No. A natural, healthy backlink profile includes both dofollow and nofollow links. Nofollow links from high-authority domains still drive referral traffic, contribute to brand visibility, and add anchor text diversity to your profile. A site with zero nofollow links looks unnatural. Editors, journalists, and social platforms all generate nofollow links as a matter of course.
Does Google crawl nofollow links?
Yes. Since the March 2020 enforcement of the „hint not a directive“ policy, Google may crawl and index pages reached through nofollowed links. The nofollow attribute no longer guarantees that Google will not follow the link. It signals that the site owner is not vouching for the destination, but Google retains discretion over crawling behavior.
What is the difference between a nofollow link and a nofollow meta tag?
A nofollow link attribute (rel=“nofollow“ on an individual anchor tag) affects only that single link. The nofollow meta tag placed in the head of a page instructs crawlers not to follow any link on that entire page. The meta tag is a page-level instruction; the link attribute is a link-level instruction.
Can nofollow links improve rankings indirectly?
Yes, through two mechanisms. First, referral traffic from a high-authority nofollow link can increase engagement signals (time on site, pages per session) that correlate with ranking improvements. Second, brand co-citation (where your brand name appears alongside a topic even without a direct link) contributes to topical authority over time.

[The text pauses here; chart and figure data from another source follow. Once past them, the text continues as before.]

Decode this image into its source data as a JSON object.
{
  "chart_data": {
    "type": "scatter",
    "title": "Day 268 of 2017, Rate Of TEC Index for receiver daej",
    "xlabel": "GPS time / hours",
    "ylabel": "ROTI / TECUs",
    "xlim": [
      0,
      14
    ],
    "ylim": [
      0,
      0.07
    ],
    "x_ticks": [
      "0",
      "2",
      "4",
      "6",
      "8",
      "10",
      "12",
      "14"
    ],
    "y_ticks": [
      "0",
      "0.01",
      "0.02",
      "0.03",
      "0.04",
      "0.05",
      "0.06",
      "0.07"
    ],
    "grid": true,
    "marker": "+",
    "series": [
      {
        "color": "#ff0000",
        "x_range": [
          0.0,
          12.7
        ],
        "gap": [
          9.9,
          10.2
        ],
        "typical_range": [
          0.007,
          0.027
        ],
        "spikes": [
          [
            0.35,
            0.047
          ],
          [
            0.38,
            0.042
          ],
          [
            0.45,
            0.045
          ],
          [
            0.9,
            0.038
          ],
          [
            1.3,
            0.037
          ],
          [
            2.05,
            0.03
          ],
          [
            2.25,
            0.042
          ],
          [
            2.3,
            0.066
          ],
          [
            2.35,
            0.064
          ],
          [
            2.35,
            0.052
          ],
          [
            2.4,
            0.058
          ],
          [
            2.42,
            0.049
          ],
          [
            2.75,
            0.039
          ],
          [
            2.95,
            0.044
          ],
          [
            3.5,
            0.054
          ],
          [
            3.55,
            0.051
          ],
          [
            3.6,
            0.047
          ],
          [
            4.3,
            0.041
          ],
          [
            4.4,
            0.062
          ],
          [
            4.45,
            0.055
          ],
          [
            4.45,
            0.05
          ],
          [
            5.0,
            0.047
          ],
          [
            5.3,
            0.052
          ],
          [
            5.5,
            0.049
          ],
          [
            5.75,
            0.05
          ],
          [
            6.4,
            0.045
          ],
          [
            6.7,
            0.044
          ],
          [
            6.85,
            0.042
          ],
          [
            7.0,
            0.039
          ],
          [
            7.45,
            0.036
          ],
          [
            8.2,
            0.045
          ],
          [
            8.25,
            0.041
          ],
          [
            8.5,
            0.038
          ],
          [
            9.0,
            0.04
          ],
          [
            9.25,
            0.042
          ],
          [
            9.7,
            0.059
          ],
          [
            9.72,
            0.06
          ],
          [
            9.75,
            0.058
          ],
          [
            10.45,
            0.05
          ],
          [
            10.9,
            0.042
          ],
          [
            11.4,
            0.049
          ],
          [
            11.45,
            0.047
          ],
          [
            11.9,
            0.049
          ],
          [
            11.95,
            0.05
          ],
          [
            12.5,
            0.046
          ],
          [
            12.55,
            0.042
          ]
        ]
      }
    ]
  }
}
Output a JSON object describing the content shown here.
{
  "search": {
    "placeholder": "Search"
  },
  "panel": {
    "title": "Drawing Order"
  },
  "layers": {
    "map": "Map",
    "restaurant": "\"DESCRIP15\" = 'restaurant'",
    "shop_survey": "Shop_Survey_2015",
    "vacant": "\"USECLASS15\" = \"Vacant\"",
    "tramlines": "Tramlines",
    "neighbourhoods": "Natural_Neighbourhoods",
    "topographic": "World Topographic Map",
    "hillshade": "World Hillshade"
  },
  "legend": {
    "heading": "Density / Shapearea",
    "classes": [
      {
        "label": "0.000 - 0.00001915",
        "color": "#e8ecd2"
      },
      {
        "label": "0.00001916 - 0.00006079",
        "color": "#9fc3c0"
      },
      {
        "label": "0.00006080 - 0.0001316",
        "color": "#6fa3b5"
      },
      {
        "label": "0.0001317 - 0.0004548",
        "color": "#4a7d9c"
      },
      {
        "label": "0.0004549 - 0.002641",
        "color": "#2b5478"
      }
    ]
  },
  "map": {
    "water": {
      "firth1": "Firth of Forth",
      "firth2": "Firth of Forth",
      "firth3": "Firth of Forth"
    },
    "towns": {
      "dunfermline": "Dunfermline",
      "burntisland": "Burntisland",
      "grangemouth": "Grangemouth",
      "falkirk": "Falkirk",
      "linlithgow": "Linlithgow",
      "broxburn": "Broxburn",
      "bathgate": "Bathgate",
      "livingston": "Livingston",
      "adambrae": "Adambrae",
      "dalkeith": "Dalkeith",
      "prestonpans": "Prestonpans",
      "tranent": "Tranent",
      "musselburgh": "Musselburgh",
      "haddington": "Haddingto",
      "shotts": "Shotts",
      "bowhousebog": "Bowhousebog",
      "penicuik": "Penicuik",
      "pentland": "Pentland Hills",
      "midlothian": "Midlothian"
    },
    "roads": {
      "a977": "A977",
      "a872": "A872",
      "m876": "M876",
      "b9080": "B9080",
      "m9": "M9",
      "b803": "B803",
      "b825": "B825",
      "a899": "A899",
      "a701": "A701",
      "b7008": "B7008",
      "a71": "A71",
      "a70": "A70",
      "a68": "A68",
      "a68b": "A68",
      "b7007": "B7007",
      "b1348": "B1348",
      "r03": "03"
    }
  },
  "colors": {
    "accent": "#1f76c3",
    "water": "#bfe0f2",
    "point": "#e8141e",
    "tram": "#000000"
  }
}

What happens if I use dofollow on a paid link?
Google’s link spam policies require all paid placements to carry rel=“nofollow“ or rel=“sponsored“. A dofollow paid link violates these policies and risks a manual penalty, which can suppress rankings for specific pages or reduce sitewide authority. Recovery from a manual action requires a reconsideration request after cleaning up the offending links, a process that can take weeks to months.
How long does it take Google to recognize a new dofollow link?
Typically days to a few weeks, depending on how frequently the referring site is crawled. A link from a high-authority news site crawled multiple times per day may be recognized within 24 to 48 hours. A link from a low-traffic blog crawled infrequently may take several weeks to appear in GSC or Ahrefs data. Submitting your sitemap and using Google Search Console’s URL Inspection tool can accelerate discovery for pages you control.